Thursday, June 24, 2010

DOE's New Idea For "Credit Recovery" Double Credits For Summer School.

In the DOE's never ending quest to artificially raise the graduation rate of the high schools, Tweed has come up with the idea of splitting summer school into two three week sessions and giving the students double credit if they take both sessions. It is bad enough that many of the students don't have to show up during the year and are given "credit recovery courses" to artificially inflate the high school graduation rate. Now the DOE has quietly approved "credit recovery" for summer school by allowing students to get full credit for a semester by showing up for just three weeks. Students that show up for the entire six week course will get credit for both semesters or double the credit that summer school had previously allowed.

Over the years the DOE has approved the "credit recovery program" without so much as a guideline on what is "credit recovery". Principals, who are under pressure to raise graduation rates have gone to great lengths to use whatever means that are necessary to push out students to artificially raise the graduation rate and increase not only the school grade but to receive a financial bonous to the Principal as well. For example, the Principal at Lehman High School was accused of doing just that. I am sure every struggling high school in New York City can look at their own school and see abuses of the "credit recovery program". While the State has promised to look into the practice in New York City, So far the State has done little or nothing about these abuses. It is more important to artificially raise the graduation rate then to give a student a meaningful education. It is all about the numbers not about the quality of education.

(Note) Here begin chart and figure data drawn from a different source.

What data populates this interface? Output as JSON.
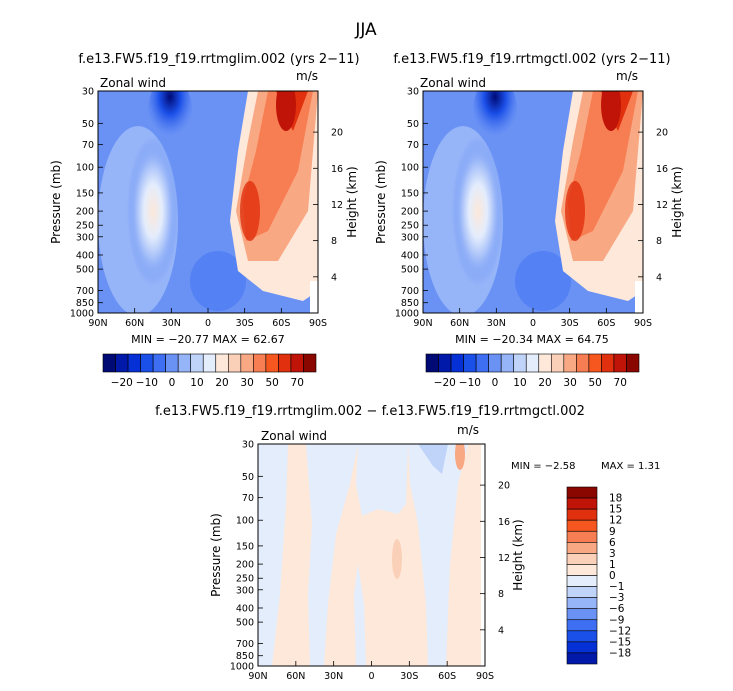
{
  "page_title": "JJA",
  "colors": {
    "blue_scale": [
      "#000a75",
      "#0019a8",
      "#0530d6",
      "#1a4fe8",
      "#3e6ff2",
      "#6a92f5",
      "#96b4f8",
      "#c0d4fa",
      "#e4edfc"
    ],
    "red_scale": [
      "#fde8da",
      "#fbd0b8",
      "#f9a884",
      "#f77e52",
      "#f5571f",
      "#e0300e",
      "#c01408",
      "#8a0700"
    ],
    "zero_color": "#fde8da"
  },
  "chart_data": [
    {
      "type": "heatmap",
      "title": "f.e13.FW5.f19_f19.rrtmglim.002 (yrs 2−11)",
      "variable": "Zonal wind",
      "units": "m/s",
      "ylabel": "Pressure (mb)",
      "y2label": "Height (km)",
      "x_ticks": [
        "90N",
        "60N",
        "30N",
        "0",
        "30S",
        "60S",
        "90S"
      ],
      "y_ticks": [
        "30",
        "50",
        "70",
        "100",
        "150",
        "200",
        "250",
        "300",
        "400",
        "500",
        "700",
        "850",
        "1000"
      ],
      "y2_ticks": [
        "20",
        "16",
        "12",
        "8",
        "4"
      ],
      "stats": "MIN = −20.77   MAX =  62.67",
      "colorbar_levels": [
        "−20",
        "−10",
        "0",
        "10",
        "20",
        "30",
        "50",
        "70"
      ]
    },
    {
      "type": "heatmap",
      "title": "f.e13.FW5.f19_f19.rrtmgctl.002 (yrs 2−11)",
      "variable": "Zonal wind",
      "units": "m/s",
      "ylabel": "Pressure (mb)",
      "y2label": "Height (km)",
      "x_ticks": [
        "90N",
        "60N",
        "30N",
        "0",
        "30S",
        "60S",
        "90S"
      ],
      "y_ticks": [
        "30",
        "50",
        "70",
        "100",
        "150",
        "200",
        "250",
        "300",
        "400",
        "500",
        "700",
        "850",
        "1000"
      ],
      "y2_ticks": [
        "20",
        "16",
        "12",
        "8",
        "4"
      ],
      "stats": "MIN = −20.34   MAX =  64.75",
      "colorbar_levels": [
        "−20",
        "−10",
        "0",
        "10",
        "20",
        "30",
        "50",
        "70"
      ]
    },
    {
      "type": "heatmap",
      "title": "f.e13.FW5.f19_f19.rrtmglim.002 − f.e13.FW5.f19_f19.rrtmgctl.002",
      "variable": "Zonal wind",
      "units": "m/s",
      "ylabel": "Pressure (mb)",
      "y2label": "Height (km)",
      "x_ticks": [
        "90N",
        "60N",
        "30N",
        "0",
        "30S",
        "60S",
        "90S"
      ],
      "y_ticks": [
        "30",
        "50",
        "70",
        "100",
        "150",
        "200",
        "250",
        "300",
        "400",
        "500",
        "700",
        "850",
        "1000"
      ],
      "y2_ticks": [
        "20",
        "16",
        "12",
        "8",
        "4"
      ],
      "stats_min": "MIN =   −2.58",
      "stats_max": "MAX =    1.31",
      "colorbar_levels": [
        "18",
        "15",
        "12",
        "9",
        "6",
        "3",
        "1",
        "0",
        "−1",
        "−3",
        "−6",
        "−9",
        "−12",
        "−15",
        "−18"
      ]
    }
  ]
}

Tweed's "children last" continues.


Pissedoffteacher said...

It's all about the $$$$. We are creating a nation of illiterates. That is exactly what people like Bloomberg want--people to serve them without question.

NYC Educator said...

Appearances count to Tweed. Apparently little or nothing else does.

Pogue said...

So, let's see, 3 weeks of half day school to take the place of 4+ months of instruction. Where is the media and general public outrage over this? How did this guy get re-elected? I hate to be crass, but are people that stupid nowadays?

Anonymous said...

To change the subject, what do people think about the ultimate fate of the ATRs?

What are the chances they are placed in positions in the end?

I've long stopped listening to our "union".

Anonymous said...


On June 16 20010 I received a letter from the principal stating "....... In the event you do not receive notification of a new assigment by the reporting day for the teachers, you will continue to report to your current assigned location until you are properly placed....."

On June 21, 2010 I received a 2nd. letter stating ".... You should not report back to the prior school to which you were assigned in June 2010 unless Open Market indicates that school as your ATR location for September 2010. Once the school year begins, if you are still in excess, you are still expected to be proactive in seeking a new, regular assignment outside of your temporary ATR placement...If you have HR 718-935-4000."

The first letter seems to be from my principal. The second one is on the school letter head but orders from the DOE.
What is more bad luck for ATRs is that the ATR incentive agreement is going to expire on November 15, 2010. I don't know who is going to give a job to the ATR teachers without this incentive. No principal will be willing to pay the salary of a senior teacher. Please reread the bottom part of this email -- It is clause #5 of the ATR Agreement that will expire on 11/15/10.

5. Until November 15, 2010 a school that hires a centrally-funded ATR to
fill a regular position (other than a school from which the ATR was
excessed) on or after November 1st of the calendar year in which they were
excessed, in addition to being charged in accordance with ¶ 4 above, central DOE
will credit the hiring school’s budget one-half of the starting teacher
salary that would otherwise be paid by the school under ¶4 above (To read the complete agreement go to the UFT web site).